I was initially going to ignore this, but realistically I believe I can give some insight to some practical results on a product I'm working on now. Specifically, I designed a system which regulates bias current in real time according to several parameters. Since bias is regulated, it can be held at a significantly higher level in an optimum zone for least crossover distortion, and by inference, listening quality.
I conducted listening tests where I didn't tell participants what was being changed or altered, but just asked them their impressions. Although I knew what was going on, realistically the way it was set up, there was no way for participants to know what, if anything (and in many instances I did nothing) was changing or what they were listening for. In all instances, I was far away from the amplifier and out of eyesight. The participants had no in depth knowledge of the R&D I was doing, what my specific goals were, and how I was doing it. The bias of the amplifier in question was varied to several levels, and the result was in 100% uniformity for the bias being at one particular setting. I had done no AP measurements beforehand; I was just pulling bias levels essentially out of the air. After these listening sessions, I had AP measurements taken of distortion at at various power levels from 20kHz down to 20Hz. The results were unambiguous; the preferred bias level was exactly in the "sweet" zone of minimum distortion across the audio band where distortion was minimized.
However this bias level was also far higher (like about 200% higher) than could practically be set in an 8 channel home theater amplifier using conventional methods of setting bias, i.e not strictly regulated under all operating conditions. This was overcome so optimum bias could be set, with no downsides.
Also, to your point, this was obvious in the subsequent AP measurements. I purposefully did the subjective tests first to eliminate as much as practical any confirmation bias I might have had other than what was my design goal for the system.
So yes, audible differences proved to be real, and yes they were measurable. However in this case I did things in reverse to both test my design and to eliminate as much as possible any validation bias that what I was doing was correct - or not.

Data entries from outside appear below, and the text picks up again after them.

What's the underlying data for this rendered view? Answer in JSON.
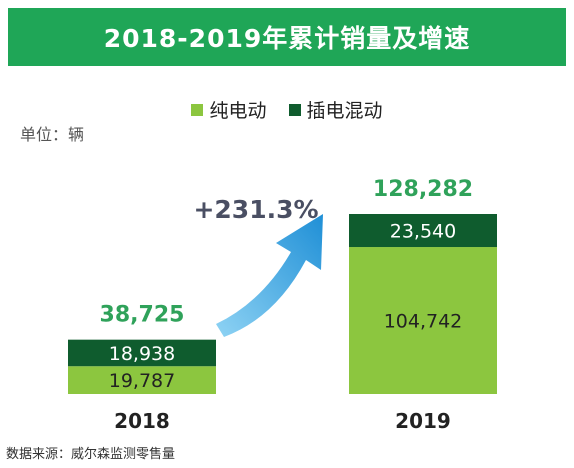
{
  "header": {
    "title": "2018-2019年累计销量及增速"
  },
  "legend": {
    "items": [
      {
        "label": "纯电动",
        "color": "#8cc63f"
      },
      {
        "label": "插电混动",
        "color": "#0f5c2e"
      }
    ]
  },
  "unit_label": "单位：辆",
  "growth_label": "+231.3%",
  "source_text": "数据来源：威尔森监测零售量",
  "colors": {
    "banner": "#1fa657",
    "bev": "#8cc63f",
    "phev": "#0f5c2e",
    "total_text": "#2fa25a",
    "arrow": "#3aa3dc",
    "growth_text": "#4a4f63"
  },
  "chart_data": {
    "type": "bar",
    "stacked": true,
    "title": "2018-2019年累计销量及增速",
    "ylabel": "单位：辆",
    "categories": [
      "2018",
      "2019"
    ],
    "series": [
      {
        "name": "纯电动",
        "values": [
          19787,
          104742
        ],
        "labels": [
          "19,787",
          "104,742"
        ]
      },
      {
        "name": "插电混动",
        "values": [
          18938,
          23540
        ],
        "labels": [
          "18,938",
          "23,540"
        ]
      }
    ],
    "totals": [
      38725,
      128282
    ],
    "total_labels": [
      "38,725",
      "128,282"
    ],
    "annotation": "+231.3%",
    "legend_position": "top"
  }
}
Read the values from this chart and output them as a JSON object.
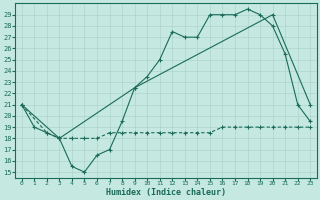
{
  "xlabel": "Humidex (Indice chaleur)",
  "bg_color": "#c5e8e0",
  "line_color": "#1a6b5a",
  "grid_color": "#aad0c8",
  "xlim": [
    -0.5,
    23.5
  ],
  "ylim": [
    14.5,
    30.0
  ],
  "xticks": [
    0,
    1,
    2,
    3,
    4,
    5,
    6,
    7,
    8,
    9,
    10,
    11,
    12,
    13,
    14,
    15,
    16,
    17,
    18,
    19,
    20,
    21,
    22,
    23
  ],
  "yticks": [
    15,
    16,
    17,
    18,
    19,
    20,
    21,
    22,
    23,
    24,
    25,
    26,
    27,
    28,
    29
  ],
  "line1_x": [
    0,
    1,
    2,
    3,
    4,
    5,
    6,
    7,
    8,
    9,
    10,
    11,
    12,
    13,
    14,
    15,
    16,
    17,
    18,
    19,
    20,
    21,
    22,
    23
  ],
  "line1_y": [
    21.0,
    19.0,
    18.5,
    18.0,
    15.5,
    15.0,
    16.5,
    17.0,
    19.5,
    22.5,
    23.5,
    25.0,
    27.5,
    27.0,
    27.0,
    29.0,
    29.0,
    29.0,
    29.5,
    29.0,
    28.0,
    25.5,
    21.0,
    19.5
  ],
  "line2_x": [
    0,
    2,
    3,
    4,
    5,
    6,
    7,
    8,
    9,
    10,
    11,
    12,
    13,
    14,
    15,
    16,
    17,
    18,
    19,
    20,
    21,
    22,
    23
  ],
  "line2_y": [
    21.0,
    18.5,
    18.0,
    18.0,
    18.0,
    18.0,
    18.5,
    18.5,
    18.5,
    18.5,
    18.5,
    18.5,
    18.5,
    18.5,
    18.5,
    19.0,
    19.0,
    19.0,
    19.0,
    19.0,
    19.0,
    19.0,
    19.0
  ],
  "line3_x": [
    0,
    3,
    9,
    20,
    23
  ],
  "line3_y": [
    21.0,
    18.0,
    22.5,
    29.0,
    21.0
  ]
}
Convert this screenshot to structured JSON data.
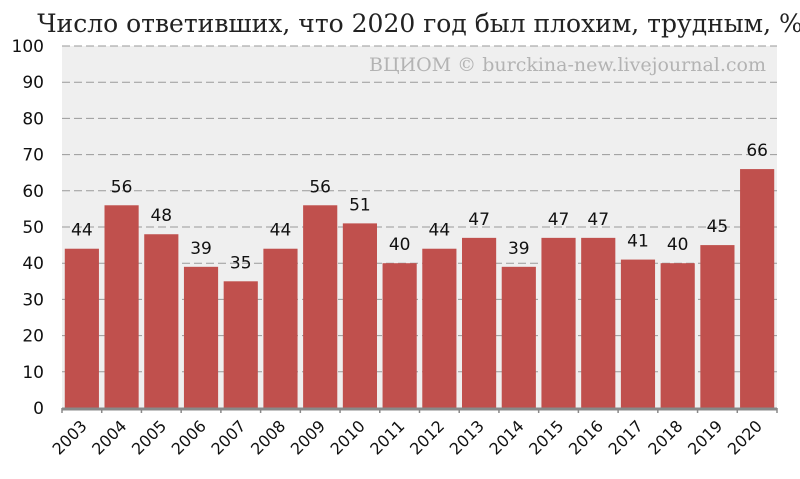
{
  "chart_data": {
    "type": "bar",
    "title": "Число ответивших, что 2020 год был плохим, трудным, %",
    "watermark": "ВЦИОМ © burckina-new.livejournal.com",
    "categories": [
      "2003",
      "2004",
      "2005",
      "2006",
      "2007",
      "2008",
      "2009",
      "2010",
      "2011",
      "2012",
      "2013",
      "2014",
      "2015",
      "2016",
      "2017",
      "2018",
      "2019",
      "2020"
    ],
    "values": [
      44,
      56,
      48,
      39,
      35,
      44,
      56,
      51,
      40,
      44,
      47,
      39,
      47,
      47,
      41,
      40,
      45,
      66
    ],
    "ylim": [
      0,
      100
    ],
    "yticks": [
      0,
      10,
      20,
      30,
      40,
      50,
      60,
      70,
      80,
      90,
      100
    ],
    "grid": true,
    "colors": {
      "bar": "#c0504d",
      "plot_bg": "#efefef",
      "grid": "#9a9a9a"
    }
  }
}
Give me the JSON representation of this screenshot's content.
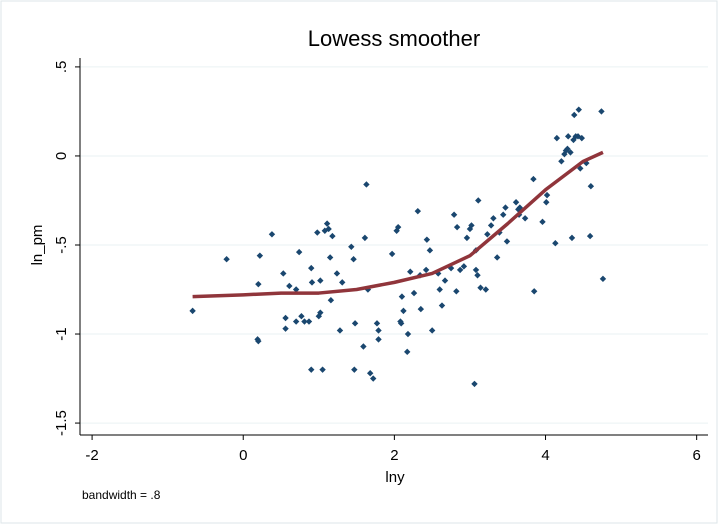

To address your post more specifically, the answer is yes, I have heard differences in other amplifiers. It has been my general experience that although amplifiers might measure "the same" static distortion, spectral analysis of the "worse" sounding amplifiers reveals higher levels of upper harmonic distortion, where the "better" sounding ones have mostly lower order (and specifically even order) distortion products. So this seems to validate both measuring and listening, which is what I do.
What isn't revealed in any measurements are (as I have posted repeatedly before) non-fidelity issues like if the amplifier makes pops or other noises upon turn-on or turn off. Also in the system I'm working with now, since it is an innovative way of accomplishing bias control, does this result in any transient noises or other artifacts? Attempting to do this by sitting by a 'scope, hoping to "see" a transient event would be very inefficient, and would not subjectively tell me anything about what any such event actually sounded like; was it an oscillation, a pop, a hiss, a sliding tone or any other artifact? If any of these things were heard (they weren't), the nature of them would have given a clue of what to look for in subsequent troubleshooting.
Really, listening for abnormal behavior is a routine procedure in the development process even in more conventional amplifiers. This is not generally talked about because it isn't "sexy" or controversial, but is is a very large part of listening to new designs. Although I don't have any specific experience on this, I suspect that a lot of listening was carried out in the development of class "D" amplifier modules.